Cordier successfully paints pictures of what life was like for these working women, along with genealogical tidbits gleaned from diaries, letters, memorabilia, school records, photographs and oral histories of pioneers. The five women are:
- Nancy Rebecca Higgins Gaddis, Missouri and Nebraska (1862-1942)
- Bessie M. Tucker Gilmer, Nebraska (1898-1992)
- Sarah Jane Price, Indiana, Iowa and Nebraska (1841-1920)
- Sarah Gillespie Huftalen, Iowa (1865-1955)
- Ethel Hale Russel, Nebraska, Idaho, Utah, Iowa and Michigan, (born 1895)
The book includes numerous photographs from archival and private collections, including those of dugout, sod and log schools, and white frame buildings. There are pictures of the teachers and their children --- inside and out of schoolhouses.
The author's extensive notes led me to more books and publications and to other libraries, state historical societies and museums.
A search on the Web, for example, turned up the "Kansas One-Room School House Project" and its library, which includes histories of the schools, the teachers and pictures of them and their students (http://history.cc. ukans.edu/heritage/orsh/library/).
Since 1994 this project has been actively seeking the histories of one-room schools, their teachers and pupils in order to preserve the memories as part of Kansas heritage through uncopyrighted texts and images, family letters, photographs, maps and even music.
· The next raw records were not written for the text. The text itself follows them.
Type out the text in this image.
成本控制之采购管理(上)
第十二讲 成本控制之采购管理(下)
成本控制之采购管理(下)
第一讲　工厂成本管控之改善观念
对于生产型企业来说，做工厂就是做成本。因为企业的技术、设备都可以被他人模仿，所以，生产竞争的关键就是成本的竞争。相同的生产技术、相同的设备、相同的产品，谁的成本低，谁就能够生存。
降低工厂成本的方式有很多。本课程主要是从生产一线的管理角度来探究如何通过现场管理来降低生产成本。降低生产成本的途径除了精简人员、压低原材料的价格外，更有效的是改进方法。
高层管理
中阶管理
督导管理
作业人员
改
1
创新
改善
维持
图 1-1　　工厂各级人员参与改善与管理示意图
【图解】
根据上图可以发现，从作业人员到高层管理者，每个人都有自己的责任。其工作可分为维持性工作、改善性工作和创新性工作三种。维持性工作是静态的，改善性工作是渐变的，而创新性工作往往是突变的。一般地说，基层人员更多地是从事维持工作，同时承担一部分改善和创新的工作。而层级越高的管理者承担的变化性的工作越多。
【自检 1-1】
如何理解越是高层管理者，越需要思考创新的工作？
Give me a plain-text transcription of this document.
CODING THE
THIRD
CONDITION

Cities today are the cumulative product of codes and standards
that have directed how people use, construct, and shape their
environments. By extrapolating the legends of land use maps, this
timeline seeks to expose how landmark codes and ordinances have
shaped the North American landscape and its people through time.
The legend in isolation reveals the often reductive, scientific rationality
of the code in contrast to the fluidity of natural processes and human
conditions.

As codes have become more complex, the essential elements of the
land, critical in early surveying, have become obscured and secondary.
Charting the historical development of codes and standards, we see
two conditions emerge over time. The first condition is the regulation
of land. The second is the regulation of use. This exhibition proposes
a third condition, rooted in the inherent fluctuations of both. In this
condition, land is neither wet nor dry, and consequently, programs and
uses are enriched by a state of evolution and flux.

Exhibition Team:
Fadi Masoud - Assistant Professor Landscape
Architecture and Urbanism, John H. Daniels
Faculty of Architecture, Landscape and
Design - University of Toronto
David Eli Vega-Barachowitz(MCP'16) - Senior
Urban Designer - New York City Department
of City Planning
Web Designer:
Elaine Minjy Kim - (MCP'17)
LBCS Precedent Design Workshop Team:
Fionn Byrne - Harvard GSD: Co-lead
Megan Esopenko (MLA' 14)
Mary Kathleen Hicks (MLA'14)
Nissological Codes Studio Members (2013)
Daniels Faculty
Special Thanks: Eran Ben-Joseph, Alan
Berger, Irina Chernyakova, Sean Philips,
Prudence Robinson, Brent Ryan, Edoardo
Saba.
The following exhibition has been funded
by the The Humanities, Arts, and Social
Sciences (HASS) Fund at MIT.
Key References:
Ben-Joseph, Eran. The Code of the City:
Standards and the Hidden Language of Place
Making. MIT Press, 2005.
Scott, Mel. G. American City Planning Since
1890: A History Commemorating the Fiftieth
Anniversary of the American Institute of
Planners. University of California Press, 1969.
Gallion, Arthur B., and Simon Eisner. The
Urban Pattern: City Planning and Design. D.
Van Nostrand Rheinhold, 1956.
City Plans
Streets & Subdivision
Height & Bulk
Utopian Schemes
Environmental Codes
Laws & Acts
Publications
Posted there also is "Examination for Common-School Diplomas" for rural schools dated Saturday, April 6, 1918. Questions pertain to reading, arithmetic, physiology, civics, geography and Kansas history.
I flunked the exam.
The Web has other sites as various states also are trying to obtain and preserve the histories of their teachers and these one- room schools that once dotted the landscape of America. If you have ancestors and relatives who were pioneer teachers, now is the time to interview them and preserve their histories.